Sometimes, with so much going on around me, I forget to breathe. It is not human nature to stepback and evaluate our surroundings. Rather, often we overthink and circle round and round in our heads to try to comprehend the incomprehensible.
Just as my own thoughts are sometimes messy and jumbled, reading John Okada’s No-No Boy is a chaotic experience. While some parts read like a conventional novel, much of the first three chapters is made up of rambling, interminable paragraphs that lack proper punctuation. These paragraphs, which read like a stream of consciousness, pop up each time Ichiro tries to grapple with his identity; as American, as Japanese, as both or perhaps as neither.

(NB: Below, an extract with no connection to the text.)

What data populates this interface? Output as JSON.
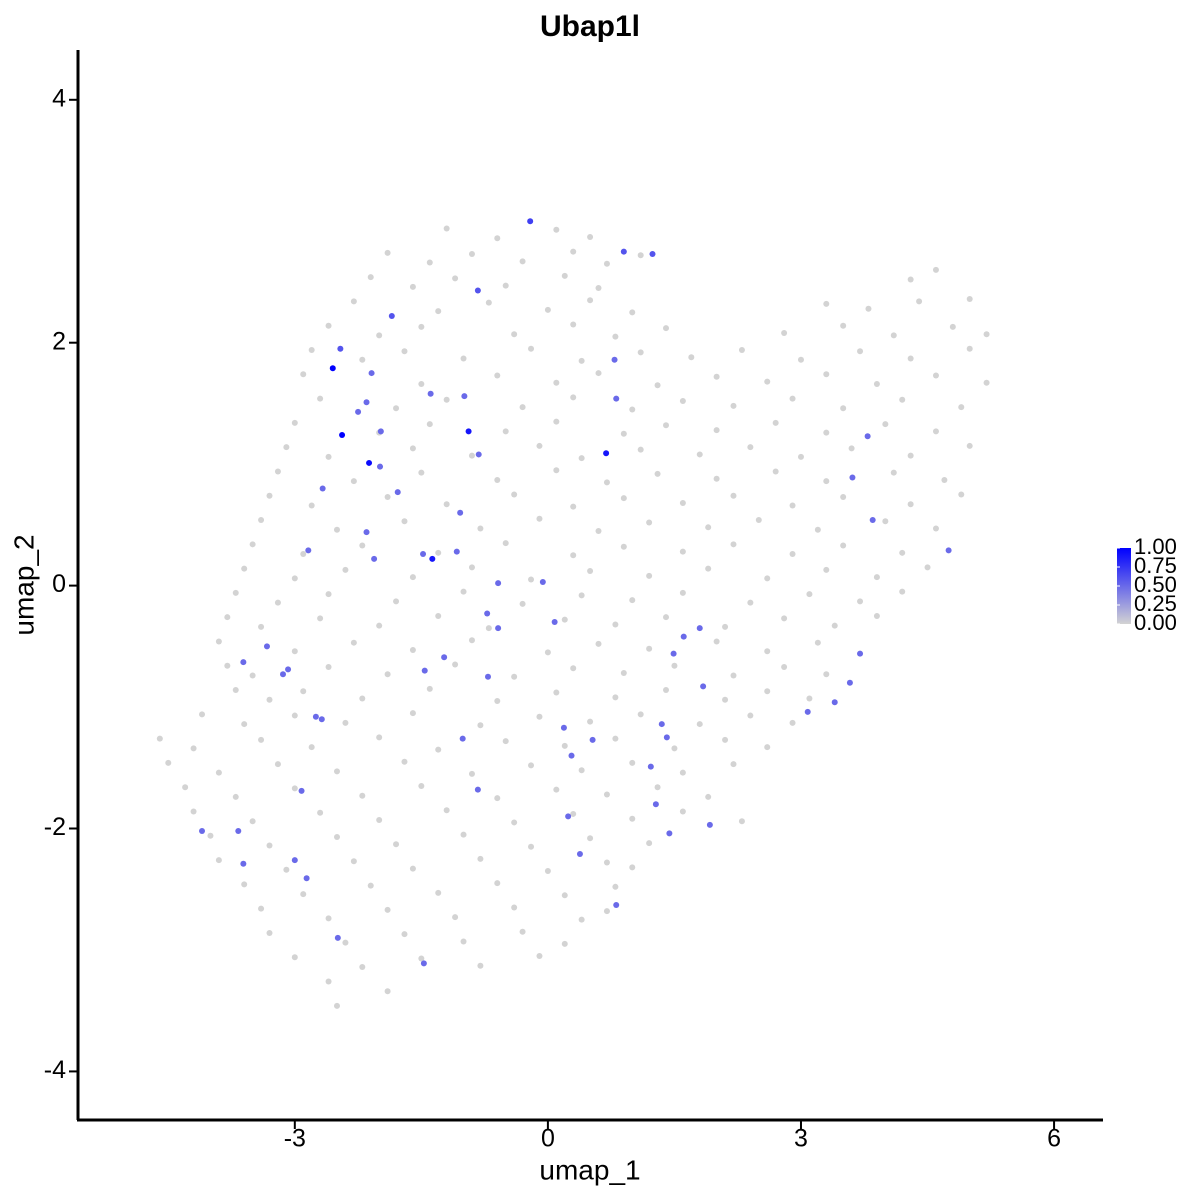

In one particular instance, after visiting with his friend Freddie, a “no-no boy” like himself, Ichiro embarks upon one of these long-winded inner dialogues. After wondering for ten lines how his decision not to serve in the United States military will affect his life, he comes to the conclusion that eventually people will forget that he is a “no-no boy”. “And time would destroy the old Japanese who, living in America and being denied a place as citizens, nevertheless had become inextricably a part of the country which by its vastness and goodness and fairness and plentitude drew them into its fold, or else they would not have understood why it was that their sons, who looked as Japanese as they themselves, were not Japanese at all but Americans of the country America” (Okada 48). Ichiro goes on to decide, in another ten-line mess, that someday there will indeed be a place for him in the United States, only to decide in the next paragraph that the whole matter is hopeless.
The entire debate flowing through Ichiro’s head lasts almost a full page and the paragraph does not break. It is full of run on sentences, and feels incredibly chaotic. This chaos, however, gives the reader the ability to feel Ichiro’s inner turmoil.The number of adjectives he gives to America, the number of times he chooses to say the words America and Japanese, and the lack of breaks within the dialogue, show how fast Ichiro’s brain is working to understand what is happening to him. At the same time, they express his deep-rooted anxiety in his identity or lack thereof.
Access to Ichiro’s thoughts does not just tell the reader what is going on, it also allows them to empathize and gives them a lens through which they can see the narrative of the “no-no boy”. B2.
Okada, John. No-No Boy. University of Washington Press, 2014.